Keith knew how cruel he was acting, and for that moment, he didn't care, because he didn't think about how Laurie felt until he saw her start to cry again.

He looked at her, trying to remain hard, but his sister crying was something Keith could never, no matter what she what she did, just sit by and watch.

He went to her and put her head on his shoulder. She hugged him tighter than she ever had, and Keith held her gently in his arms. His anger had melted and all he could think about was making sure that Laurie was okay.

They remained this way for a long time until the tight hip of Laurie's jeans forced the pregnancy test out of her pocket and on the floor, face down.

The siblings stared at it for a while, still holding on to each other.

Laurie looked at her brother.

"I can't do it," she cried. "I'm too much of a coward. I don't want to know!" she sobbed, laying her head back down on Keith's shoulder.

He kissed the top of her head.

"I know," he whispered.

A disturbing atmosphere formed around Keith Partridge as the reality of what was happening sunk in, and it hit him like a rock in his chest.

"Laurie," Keith scarcely managed to say though the tears, trying to sound strong, "how do you know?"

Laurie gulped.

"Blue for negative, pink for positive," she whispered, clutching to her brother.

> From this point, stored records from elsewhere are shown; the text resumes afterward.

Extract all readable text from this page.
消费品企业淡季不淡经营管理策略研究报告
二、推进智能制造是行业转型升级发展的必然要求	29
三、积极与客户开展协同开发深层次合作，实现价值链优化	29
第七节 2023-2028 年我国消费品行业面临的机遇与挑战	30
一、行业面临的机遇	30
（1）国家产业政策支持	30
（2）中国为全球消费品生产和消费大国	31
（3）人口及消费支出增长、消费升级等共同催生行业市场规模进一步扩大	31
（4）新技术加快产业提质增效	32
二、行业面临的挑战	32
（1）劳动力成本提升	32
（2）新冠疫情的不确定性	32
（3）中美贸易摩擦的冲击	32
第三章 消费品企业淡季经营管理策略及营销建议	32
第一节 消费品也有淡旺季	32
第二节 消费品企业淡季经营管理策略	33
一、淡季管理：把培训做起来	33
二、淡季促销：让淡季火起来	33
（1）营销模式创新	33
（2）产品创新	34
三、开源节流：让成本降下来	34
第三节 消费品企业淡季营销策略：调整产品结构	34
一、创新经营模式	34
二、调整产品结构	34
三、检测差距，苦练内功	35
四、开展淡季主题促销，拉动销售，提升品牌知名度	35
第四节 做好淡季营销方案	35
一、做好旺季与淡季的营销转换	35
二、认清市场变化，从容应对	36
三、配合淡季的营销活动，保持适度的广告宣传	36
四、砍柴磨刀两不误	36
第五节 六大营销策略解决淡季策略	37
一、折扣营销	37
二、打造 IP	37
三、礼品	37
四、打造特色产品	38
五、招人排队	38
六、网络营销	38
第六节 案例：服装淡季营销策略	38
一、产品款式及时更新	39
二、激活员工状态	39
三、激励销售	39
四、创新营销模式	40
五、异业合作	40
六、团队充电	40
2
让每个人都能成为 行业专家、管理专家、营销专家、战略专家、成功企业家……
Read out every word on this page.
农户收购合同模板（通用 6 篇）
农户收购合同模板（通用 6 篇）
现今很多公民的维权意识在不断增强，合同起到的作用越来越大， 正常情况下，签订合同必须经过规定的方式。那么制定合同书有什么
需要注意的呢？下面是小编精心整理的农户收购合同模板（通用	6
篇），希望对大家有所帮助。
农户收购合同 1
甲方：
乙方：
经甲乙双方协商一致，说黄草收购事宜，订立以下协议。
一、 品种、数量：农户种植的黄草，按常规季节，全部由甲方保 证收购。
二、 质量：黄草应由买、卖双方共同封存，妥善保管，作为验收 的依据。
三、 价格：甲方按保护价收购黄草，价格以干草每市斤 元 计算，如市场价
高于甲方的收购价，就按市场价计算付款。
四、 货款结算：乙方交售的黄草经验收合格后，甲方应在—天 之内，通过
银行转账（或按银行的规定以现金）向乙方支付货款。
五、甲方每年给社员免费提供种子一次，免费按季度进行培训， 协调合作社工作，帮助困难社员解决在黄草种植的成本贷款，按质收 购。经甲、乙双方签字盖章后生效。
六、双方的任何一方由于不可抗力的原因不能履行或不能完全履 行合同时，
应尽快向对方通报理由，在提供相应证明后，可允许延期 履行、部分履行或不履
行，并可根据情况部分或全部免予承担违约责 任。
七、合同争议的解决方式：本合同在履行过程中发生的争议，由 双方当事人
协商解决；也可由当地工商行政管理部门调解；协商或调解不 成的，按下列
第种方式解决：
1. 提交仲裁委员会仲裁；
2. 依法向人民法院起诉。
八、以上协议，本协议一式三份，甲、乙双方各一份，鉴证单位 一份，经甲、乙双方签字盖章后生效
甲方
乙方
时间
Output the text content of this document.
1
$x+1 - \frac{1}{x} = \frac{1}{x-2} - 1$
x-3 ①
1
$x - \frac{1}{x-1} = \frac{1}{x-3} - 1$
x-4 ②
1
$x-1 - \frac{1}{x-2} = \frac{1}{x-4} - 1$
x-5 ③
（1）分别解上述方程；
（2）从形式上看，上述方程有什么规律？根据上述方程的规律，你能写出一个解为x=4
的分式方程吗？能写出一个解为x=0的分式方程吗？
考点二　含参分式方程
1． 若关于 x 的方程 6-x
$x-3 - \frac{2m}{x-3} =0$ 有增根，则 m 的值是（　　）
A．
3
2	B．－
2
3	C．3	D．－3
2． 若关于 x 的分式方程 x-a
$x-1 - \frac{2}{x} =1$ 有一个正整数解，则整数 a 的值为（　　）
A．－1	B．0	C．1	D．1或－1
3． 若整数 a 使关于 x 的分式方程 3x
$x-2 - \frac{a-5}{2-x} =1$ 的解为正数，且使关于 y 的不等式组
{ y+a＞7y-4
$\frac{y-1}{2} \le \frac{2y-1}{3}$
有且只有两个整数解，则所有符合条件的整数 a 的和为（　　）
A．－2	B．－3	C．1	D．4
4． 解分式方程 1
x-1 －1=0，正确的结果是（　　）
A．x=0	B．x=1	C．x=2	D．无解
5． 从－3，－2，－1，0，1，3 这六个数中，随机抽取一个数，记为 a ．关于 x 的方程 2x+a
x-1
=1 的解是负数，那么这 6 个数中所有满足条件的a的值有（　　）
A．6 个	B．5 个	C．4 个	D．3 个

Keith could feel her heart pounding in her chest as he began to speak

Then slowly, with trembling fingers, he reached out to the little white stick, and turned it over, Laurie's eyes still shrouded by his shoulder.

"It's blue."

Niether of the siblings ever told the rest of the family what happened that day, and the evidence was dumped in a garbage disposal two blocks away to make sure they never found out. Laurie broke it off with Paul, but he started dating a cheerleader the day after, anyway. It was a good Keith was never in any of his classes because he probably wouldn't have been able to control himself.

But the brother and sister never forgot that day, and Keith would always remember staying in Laurie's room that night, singing her a lullaby until she fell asleep.